LLM(Claude)写的答案,未经任何修改
What DBus Gonna Do?
让我分析一下这道CTF题目。从代码中可以看出,这是一个基于DBus的系统服务,提供了三个获取flag的方法。我们先关注第一个flag。
从flagserver.c的代码中可以看到获取flag1的方法是GetFlag1,它需要一个字符串参数,且该参数必须严格等于"Please give me flag1"。
我们可以编写一个简单的C程序来调用这个DBus方法:
#include <gio/gio.h>
#include <stdio.h>
#include <stdlib.h>
#define DEST "cn.edu.ustc.lug.hack.FlagService"

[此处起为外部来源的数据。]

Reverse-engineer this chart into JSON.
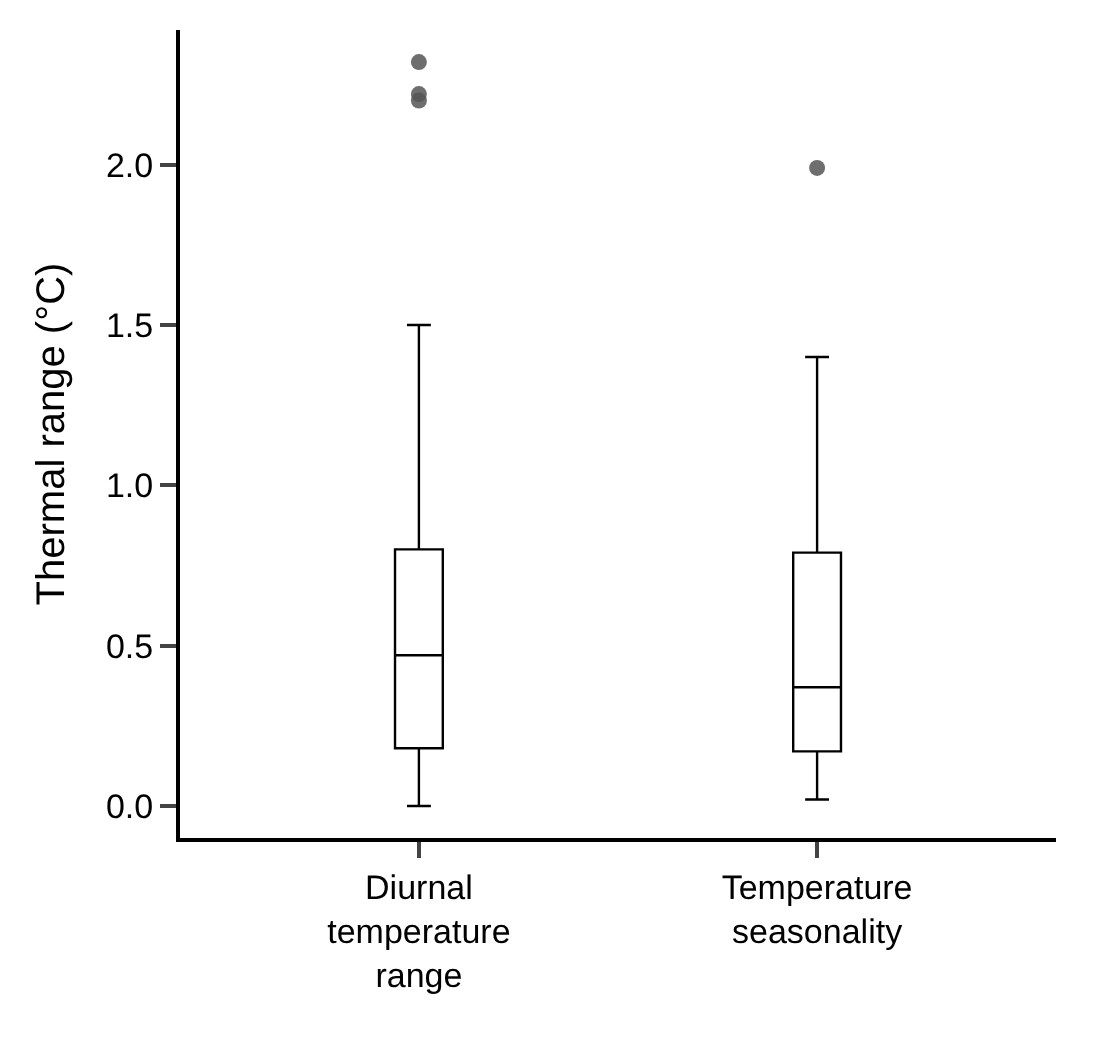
{
  "chart_data": {
    "type": "box",
    "ylabel": "Thermal range (°C)",
    "categories": [
      "Diurnal\ntemperature\nrange",
      "Temperature\nseasonality"
    ],
    "boxes": [
      {
        "low": 0.0,
        "q1": 0.18,
        "median": 0.47,
        "q3": 0.8,
        "high": 1.5,
        "outliers": [
          2.32,
          2.22,
          2.2
        ]
      },
      {
        "low": 0.02,
        "q1": 0.17,
        "median": 0.37,
        "q3": 0.79,
        "high": 1.4,
        "outliers": [
          1.99
        ]
      }
    ],
    "color": "#ffffff",
    "ylim": [
      -0.1,
      2.42
    ],
    "yticks": [
      {
        "value": 0,
        "label": "0.0"
      },
      {
        "value": 0.5,
        "label": "0.5"
      },
      {
        "value": 1,
        "label": "1.0"
      },
      {
        "value": 1.5,
        "label": "1.5"
      },
      {
        "value": 2,
        "label": "2.0"
      }
    ]
  }
}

#define OBJECT_PATH "/cn/edu/ustc/lug/hack/FlagService"
#define METHOD "GetFlag1"
#define INTERFACE "cn.edu.ustc.lug.hack.FlagService"
int main() {
GError *error = NULL;
GDBusConnection *connection;
GVariant *result;
// Connect to the system bus
connection = g_bus_get_sync(G_BUS_TYPE_SYSTEM, NULL, &error);
if (!connection) {
g_printerr("Failed to connect to the system bus: %s\n", error->message);
g_error_free(error);
return EXIT_FAILURE;
}
// Call the D-Bus method with the required string
result = g_dbus_connection_call_sync(
connection,
DEST, // destination
OBJECT_PATH, // object path
INTERFACE, // interface name
METHOD, // method
g_variant_new("(s)", "Please give me flag1"), // parameters
G_VARIANT_TYPE("(s)"), // expected return type
G_DBUS_CALL_FLAGS_NONE,
-1, // timeout (use default)
NULL,
&error
);
if (result) {
const gchar *response;
g_variant_get(result, "(&s)", &response);
g_print("%s\n", response);
g_variant_unref(result);
} else {
g_printerr("Error calling D-Bus method: %s\n", error->message);
g_error_free(error);
}
g_object_unref(connection);
return EXIT_SUCCESS;
}
使用方法:
- 首先将这个程序编译:
gcc getflag1.c `pkg-config --cflags --libs gio-2.0` -o getflag1
- 然后将编译好的程序转换成base64:
base64 getflag1 --wrap=0
- 将base64编码后的内容提交给服务器
这个程序会:
- 连接到DBus系统总线
- 调用FlagService的GetFlag1方法
- 传入指定的字符串"Please give me flag1"
- 打印返回的flag内容
程序模仿了getflag3.c的结构,但做了必要的修改以适应GetFlag1方法的要求。主要的区别是:
- 添加了正确的参数
"Please give me flag1" - 指定了正确的返回类型
G_VARIANT_TYPE("(s)") - 正确处理并打印返回的字符串
这应该能成功获取到第一个flag。需要注意的是,题目使用了Docker环境,所以我们需要按照指定的方式提交程序。
要继续获取flag2和flag3吗?
flag{every_11nuxdeskT0pU5er_uSeDBUS_bUtn0NeknOwh0w_c7afe80dbf}
If I Could Be A File Descriptor
好的,让我们来分析获取flag2的方法。
从flagserver.c的代码中可以看到,GetFlag2方法需要:
- 一个文件描述符(fd)作为参数
- 从这个fd读取的内容必须严格等于"Please give me flag2\n"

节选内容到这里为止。